Louis sighed. “Couldn’t we at least have supper here?” he asked pathetically. “It’s heart-rending to think how long it is since we had our last meal.”

The Marquis laughed. “Now that you remind me, I feel very hungry too,” he admitted. “Let us sup here, then, if we can; we might possibly get a bed as well.”

As it happened, the first house to which they came, a tiny low-browed inn, displayed a faded but recognisable wheatsheaf with the legend, “A la Gerbe d’Or.” A slatternly-looking woman with a dirty cloth in her hand appeared in response to their knock. In her wake the travellers exchanged the peculiar close smell of the passage for the hardly more agreeable though varied odours of the kitchen of the hostelry, which appeared to be its dining-room also. A couple of rough-looking men were playing cards at a table in the middle of the room. The woman ushered the cousins to a small oblong table nearer to the window, at the end of which sat an individual who was making great play with his soup. His liberal exhibition of the method of suction came, however, to an end about a moment after the two had sat down, when, leaning back in his chair, he pulled out a toothpick and used it vigorously. While engaged in the performance of this merely ceremonial act—for there was no meat in the soup—he subjected the newcomers to a steady scrutiny, not diverted until the advent of a plate of meat, to which he transferred his attention.

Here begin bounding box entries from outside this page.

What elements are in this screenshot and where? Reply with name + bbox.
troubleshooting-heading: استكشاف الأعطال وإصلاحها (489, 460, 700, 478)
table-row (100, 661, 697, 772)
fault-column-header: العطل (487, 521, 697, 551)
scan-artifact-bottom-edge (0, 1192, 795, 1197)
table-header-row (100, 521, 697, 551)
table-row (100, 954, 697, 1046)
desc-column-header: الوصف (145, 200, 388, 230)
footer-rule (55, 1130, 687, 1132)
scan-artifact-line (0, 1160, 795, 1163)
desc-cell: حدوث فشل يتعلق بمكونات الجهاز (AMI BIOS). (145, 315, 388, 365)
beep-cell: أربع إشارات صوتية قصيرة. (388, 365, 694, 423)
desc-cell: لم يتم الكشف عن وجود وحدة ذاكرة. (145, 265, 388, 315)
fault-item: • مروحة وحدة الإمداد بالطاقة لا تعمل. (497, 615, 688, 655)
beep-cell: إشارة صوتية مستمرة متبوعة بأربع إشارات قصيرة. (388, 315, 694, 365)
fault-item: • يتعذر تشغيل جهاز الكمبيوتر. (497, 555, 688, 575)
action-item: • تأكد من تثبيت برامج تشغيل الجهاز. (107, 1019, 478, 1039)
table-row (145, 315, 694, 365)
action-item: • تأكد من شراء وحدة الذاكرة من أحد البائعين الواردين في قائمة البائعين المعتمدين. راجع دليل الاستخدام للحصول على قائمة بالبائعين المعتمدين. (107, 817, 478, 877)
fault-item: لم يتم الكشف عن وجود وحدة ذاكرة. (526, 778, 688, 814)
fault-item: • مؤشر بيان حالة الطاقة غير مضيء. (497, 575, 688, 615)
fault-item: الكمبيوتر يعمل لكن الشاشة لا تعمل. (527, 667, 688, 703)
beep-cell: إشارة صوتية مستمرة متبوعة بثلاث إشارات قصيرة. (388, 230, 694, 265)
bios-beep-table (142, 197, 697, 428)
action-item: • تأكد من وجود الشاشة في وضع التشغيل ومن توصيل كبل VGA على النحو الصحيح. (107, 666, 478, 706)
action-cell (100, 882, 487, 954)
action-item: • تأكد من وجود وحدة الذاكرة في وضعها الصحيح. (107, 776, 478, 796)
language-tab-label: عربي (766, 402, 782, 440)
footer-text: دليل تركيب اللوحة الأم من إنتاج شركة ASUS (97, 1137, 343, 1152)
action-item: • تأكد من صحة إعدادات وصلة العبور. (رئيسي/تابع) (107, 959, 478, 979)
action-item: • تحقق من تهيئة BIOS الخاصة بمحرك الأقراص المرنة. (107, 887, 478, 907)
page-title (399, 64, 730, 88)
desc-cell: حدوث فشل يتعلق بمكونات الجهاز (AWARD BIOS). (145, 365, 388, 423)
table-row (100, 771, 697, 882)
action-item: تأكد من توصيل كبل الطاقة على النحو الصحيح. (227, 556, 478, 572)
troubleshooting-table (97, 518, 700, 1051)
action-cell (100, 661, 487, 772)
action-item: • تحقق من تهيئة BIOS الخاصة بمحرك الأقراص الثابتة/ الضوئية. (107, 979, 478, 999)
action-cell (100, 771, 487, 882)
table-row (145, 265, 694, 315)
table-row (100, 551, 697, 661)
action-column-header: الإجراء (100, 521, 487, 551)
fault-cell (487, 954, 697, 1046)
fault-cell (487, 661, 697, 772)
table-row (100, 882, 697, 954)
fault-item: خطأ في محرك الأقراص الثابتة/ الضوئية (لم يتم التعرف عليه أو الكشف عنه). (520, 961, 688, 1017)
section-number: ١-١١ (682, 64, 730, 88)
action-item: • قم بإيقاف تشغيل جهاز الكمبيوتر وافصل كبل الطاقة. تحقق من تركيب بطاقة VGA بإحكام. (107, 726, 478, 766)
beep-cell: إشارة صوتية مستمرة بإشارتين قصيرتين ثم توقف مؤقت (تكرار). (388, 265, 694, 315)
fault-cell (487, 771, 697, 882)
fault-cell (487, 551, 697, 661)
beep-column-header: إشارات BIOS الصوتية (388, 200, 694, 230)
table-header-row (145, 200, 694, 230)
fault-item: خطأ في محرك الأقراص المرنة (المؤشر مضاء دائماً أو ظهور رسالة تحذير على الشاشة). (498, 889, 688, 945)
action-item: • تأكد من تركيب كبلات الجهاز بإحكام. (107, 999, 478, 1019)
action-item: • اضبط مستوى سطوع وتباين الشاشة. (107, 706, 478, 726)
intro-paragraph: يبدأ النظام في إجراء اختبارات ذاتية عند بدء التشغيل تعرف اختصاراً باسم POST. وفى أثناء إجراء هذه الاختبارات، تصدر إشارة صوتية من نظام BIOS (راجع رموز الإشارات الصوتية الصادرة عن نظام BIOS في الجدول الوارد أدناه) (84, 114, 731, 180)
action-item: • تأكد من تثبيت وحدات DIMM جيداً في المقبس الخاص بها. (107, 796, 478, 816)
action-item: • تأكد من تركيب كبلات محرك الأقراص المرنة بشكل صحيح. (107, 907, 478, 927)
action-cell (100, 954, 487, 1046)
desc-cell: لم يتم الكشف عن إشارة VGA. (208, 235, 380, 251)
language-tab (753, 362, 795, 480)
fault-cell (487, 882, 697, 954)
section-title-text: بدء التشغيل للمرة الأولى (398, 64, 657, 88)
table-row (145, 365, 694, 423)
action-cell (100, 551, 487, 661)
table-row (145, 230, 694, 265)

The thin soup was hot, at any rate, the stewed meat passable. The cousins were half-way through the latter before the man at the end of the table pushed away his empty plate.

“Pas mal, la mère,” he remarked. “A trifle overdone, perhaps. But it is something to get meat at all. Some never taste it from week’s end to week’s end. That’s true, isn’t it, citizen?” he added, leaning forward and pointedly addressing his query to the Marquis, who sat opposite at the other end of the little table.

“Perfectly,” responded Gilbert without enthusiasm.

“But you’ve never had to go without it, eh? You’ve never known a day when you haven’t eaten good, satisfying meat? Come now, confess it!” And he cackled with a rather unpleasant laughter.

The Marquis was taken aback, and he was also angry at the impertinence. He was about to reply in no very conciliatory spirit when Louis suddenly struck in.

“Do you think that we seem too fat and well-liking, citizen?” he asked gaily. “Our looks belie us if you do. For my part, it’s a long day since I have tasted meat like this.” Which was true.

“Come from far?” asked the other, producing the toothpick again.